Actinic keratoses are rough, reddish patches or warty growths which appear on sun-exposed areas of the body. These growths have an estimated five to ten percent chance of turning into skin cancer called squamous cell carcinoma. Actinic keratoses that have been rough, red, irritated or tender can be destroyed by several methods. The most common method is cryosurgery (freezing). This involves liquid nitrogen which freezes skin cells causing them to die and peel off. Cryosurgery will usually destroy the precancerous actinic keratoses, but may also damage some of the surrounding skin tissue. A blister may form which may heal with some whitening of the skin and mild scarring.

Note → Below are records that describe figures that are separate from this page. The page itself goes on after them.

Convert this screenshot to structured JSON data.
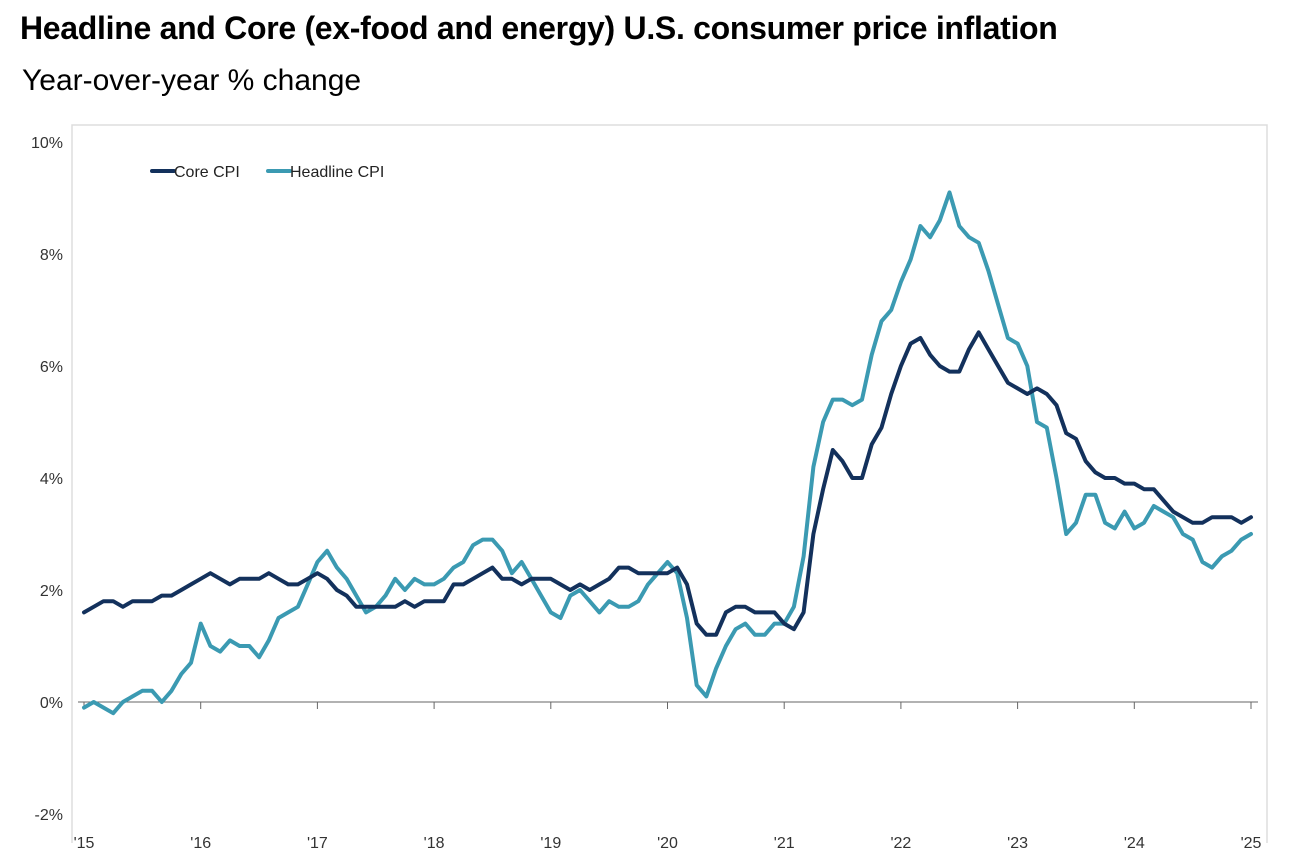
{
  "chart_data": {
    "type": "line",
    "title": "Headline and Core (ex-food and energy) U.S. consumer price inflation",
    "subtitle": "Year-over-year % change",
    "xlabel": "",
    "ylabel": "",
    "x_start": "2015-01",
    "x_end": "2025-01",
    "x_ticks": [
      "'15",
      "'16",
      "'17",
      "'18",
      "'19",
      "'20",
      "'21",
      "'22",
      "'23",
      "'24",
      "'25"
    ],
    "y_ticks": [
      "-2%",
      "0%",
      "2%",
      "4%",
      "6%",
      "8%",
      "10%"
    ],
    "ylim": [
      -2,
      10
    ],
    "grid": false,
    "legend_position": "top-left",
    "colors": {
      "core": "#13315c",
      "headline": "#3b9ab2",
      "axis": "#666666",
      "frame": "#dddddd"
    },
    "series": [
      {
        "name": "Core CPI",
        "values": [
          1.6,
          1.7,
          1.8,
          1.8,
          1.7,
          1.8,
          1.8,
          1.8,
          1.9,
          1.9,
          2.0,
          2.1,
          2.2,
          2.3,
          2.2,
          2.1,
          2.2,
          2.2,
          2.2,
          2.3,
          2.2,
          2.1,
          2.1,
          2.2,
          2.3,
          2.2,
          2.0,
          1.9,
          1.7,
          1.7,
          1.7,
          1.7,
          1.7,
          1.8,
          1.7,
          1.8,
          1.8,
          1.8,
          2.1,
          2.1,
          2.2,
          2.3,
          2.4,
          2.2,
          2.2,
          2.1,
          2.2,
          2.2,
          2.2,
          2.1,
          2.0,
          2.1,
          2.0,
          2.1,
          2.2,
          2.4,
          2.4,
          2.3,
          2.3,
          2.3,
          2.3,
          2.4,
          2.1,
          1.4,
          1.2,
          1.2,
          1.6,
          1.7,
          1.7,
          1.6,
          1.6,
          1.6,
          1.4,
          1.3,
          1.6,
          3.0,
          3.8,
          4.5,
          4.3,
          4.0,
          4.0,
          4.6,
          4.9,
          5.5,
          6.0,
          6.4,
          6.5,
          6.2,
          6.0,
          5.9,
          5.9,
          6.3,
          6.6,
          6.3,
          6.0,
          5.7,
          5.6,
          5.5,
          5.6,
          5.5,
          5.3,
          4.8,
          4.7,
          4.3,
          4.1,
          4.0,
          4.0,
          3.9,
          3.9,
          3.8,
          3.8,
          3.6,
          3.4,
          3.3,
          3.2,
          3.2,
          3.3,
          3.3,
          3.3,
          3.2,
          3.3
        ]
      },
      {
        "name": "Headline CPI",
        "values": [
          -0.1,
          0.0,
          -0.1,
          -0.2,
          0.0,
          0.1,
          0.2,
          0.2,
          0.0,
          0.2,
          0.5,
          0.7,
          1.4,
          1.0,
          0.9,
          1.1,
          1.0,
          1.0,
          0.8,
          1.1,
          1.5,
          1.6,
          1.7,
          2.1,
          2.5,
          2.7,
          2.4,
          2.2,
          1.9,
          1.6,
          1.7,
          1.9,
          2.2,
          2.0,
          2.2,
          2.1,
          2.1,
          2.2,
          2.4,
          2.5,
          2.8,
          2.9,
          2.9,
          2.7,
          2.3,
          2.5,
          2.2,
          1.9,
          1.6,
          1.5,
          1.9,
          2.0,
          1.8,
          1.6,
          1.8,
          1.7,
          1.7,
          1.8,
          2.1,
          2.3,
          2.5,
          2.3,
          1.5,
          0.3,
          0.1,
          0.6,
          1.0,
          1.3,
          1.4,
          1.2,
          1.2,
          1.4,
          1.4,
          1.7,
          2.6,
          4.2,
          5.0,
          5.4,
          5.4,
          5.3,
          5.4,
          6.2,
          6.8,
          7.0,
          7.5,
          7.9,
          8.5,
          8.3,
          8.6,
          9.1,
          8.5,
          8.3,
          8.2,
          7.7,
          7.1,
          6.5,
          6.4,
          6.0,
          5.0,
          4.9,
          4.0,
          3.0,
          3.2,
          3.7,
          3.7,
          3.2,
          3.1,
          3.4,
          3.1,
          3.2,
          3.5,
          3.4,
          3.3,
          3.0,
          2.9,
          2.5,
          2.4,
          2.6,
          2.7,
          2.9,
          3.0
        ]
      }
    ]
  }
}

Photodynamic treatment is another newer treatment used with topical Aminolevulinic Acid (5-ALA). This method involves light activation of a photosensitizer to generate highly reactive oxygen intermediaries, which ultimately cause tissue injury and necrosis. 5-ALA is applied locally and it then passes through the abnormal keratin overlying the lesion and is metabolized by the underlying cells to photosensitizing concentrations of porphyrins. The patient will be asked to return to the office within 14 to 18 hours for exposure to photoactivation of the 5-ALA in the form of a (usually blue light but sometimes a proprietary red) artificial light source for approximately 17 minutes. The patient will experience erythema, severe burning, pain and dying of the actinic keratotic lesion. Healing usually occurs in 10-14 days. However, some lesions may not respond and a second treatment session may be required after 8 weeks.
Other methods are chemical peeling agents and, rarely, removal by excision.
How should I care for the treated areas?
Wash areas gently twice daily and apply vaseline to prevent crusting. Cortisone creams may be applied the first day of treatment to reduce stinging. If treated areas develop tenderness or yellowish-infected drainage, please call the office.
What Happens After Treatment?
Often treated areas look "worse" before they look better. The area may swell or blister, can be red for days, then scale or crust and heal over one to four weeks. Wounds heal much faster if cared for as described above. Be sure to treat a blister with vaseline and band-aid or telfa pad until well healed. By one month after treatment the areas should be pink and smooth. If an area still persists with rough crusting or tenderness, it may need to be retreated or biopsied. Please make a follow-up appointment. If the treated area heals with any evidence of a thickening scar after three to six weeks please call the office for follow-up care.